Some of the savings require investment: for example 39.7% for example, if 80% of sites replaced electric combis with gas ones it would cost about £3,000 per site but would repay the cost in just three years. Such a shift would save £14m a year across the sector. Other possible investments include purchasing more efficient refrigeration cabinets (saving £13m), improving the control of extractors (£9.2m) and replacing electric ovens with more efficient models (£8.3m).

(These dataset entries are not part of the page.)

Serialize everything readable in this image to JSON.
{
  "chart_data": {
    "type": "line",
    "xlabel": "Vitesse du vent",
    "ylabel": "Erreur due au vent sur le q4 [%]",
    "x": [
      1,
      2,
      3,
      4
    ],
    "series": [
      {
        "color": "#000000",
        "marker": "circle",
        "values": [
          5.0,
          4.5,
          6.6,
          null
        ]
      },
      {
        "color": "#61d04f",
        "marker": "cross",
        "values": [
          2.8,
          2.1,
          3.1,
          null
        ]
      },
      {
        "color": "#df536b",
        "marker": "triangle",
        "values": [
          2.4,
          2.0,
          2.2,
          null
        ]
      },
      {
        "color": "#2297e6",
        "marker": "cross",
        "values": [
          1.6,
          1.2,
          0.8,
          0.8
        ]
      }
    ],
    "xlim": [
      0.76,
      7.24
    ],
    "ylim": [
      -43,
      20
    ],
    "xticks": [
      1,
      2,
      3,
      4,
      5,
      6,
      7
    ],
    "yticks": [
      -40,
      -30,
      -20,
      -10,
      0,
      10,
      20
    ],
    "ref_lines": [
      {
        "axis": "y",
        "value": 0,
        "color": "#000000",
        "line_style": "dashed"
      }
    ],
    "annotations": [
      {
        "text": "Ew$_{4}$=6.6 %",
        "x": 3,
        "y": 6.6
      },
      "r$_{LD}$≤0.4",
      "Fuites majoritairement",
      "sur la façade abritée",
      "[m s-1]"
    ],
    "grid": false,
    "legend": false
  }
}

However, it’s the behavioural changes that “amazed” one of the report’s authors. “There are a lot of quick wins still available, especially through cooking methods and meal planning,” explains Michael Savage, a specialist consultant at Ricardo-AEA, “but we also found fridges sited in areas with no ventilation. It shows that it’s worth keeping chipping away with campaigns.”


Savage calculated that behaviour changes to cooking could save £30m a year across the sector, while in dishwashing the figure is £5.3m. That’s about 2.23p of the 5.7p total savings. It wouldn’t cost that much either – about £13m in all for staff training. Of course, nothing is as simple as it seems in catering. Huge numbers of staff would have to be trained, meaning time away from their duties, while the level of turnover would also put off some caterers. However, the big barrier is responsibility.


Typically in catering the client pays for energy and invests in new equipment. This means that the caterer obtains no financial benefit from improved energy efficiency.


The report therefore suggests that “a new business model is needed for the sector that provides caterers with incentives to specify and use equipment efficiently, while providing clients with incentives to invest in the most efficient equipment”.


But why would caterers want to take on responsibility for energy management? “Our job is to provide food and a service, not advice on energy,” explains Mike Hanson, BaxterStorey’s environment and sustainability manager. “But we can add value, and [looking at energy saving on-site] can maintain a strong relationship with clients in what is a very competitive climate. There are lots of opportunities out there and there’s no reason why we can’t flag them up.”


And therein lies the next challenge. DEFRA has agreed, through its Industrial Energy Efficiency Accelerator scheme, to fund another stage to help disseminate some of the information and guidance that the research has delivered. Savage is “excited” by the prospect, especially given that other big players in the sector have shown a renewed interest on the back of the findings.


“There’s much to be saved using the old equipment you have,” Savage adds. “We watched that grill being put on at seven and not turned off until one, but in that time it was used for 10 minutes to brown some sausages – it wasn’t even used to cook them.”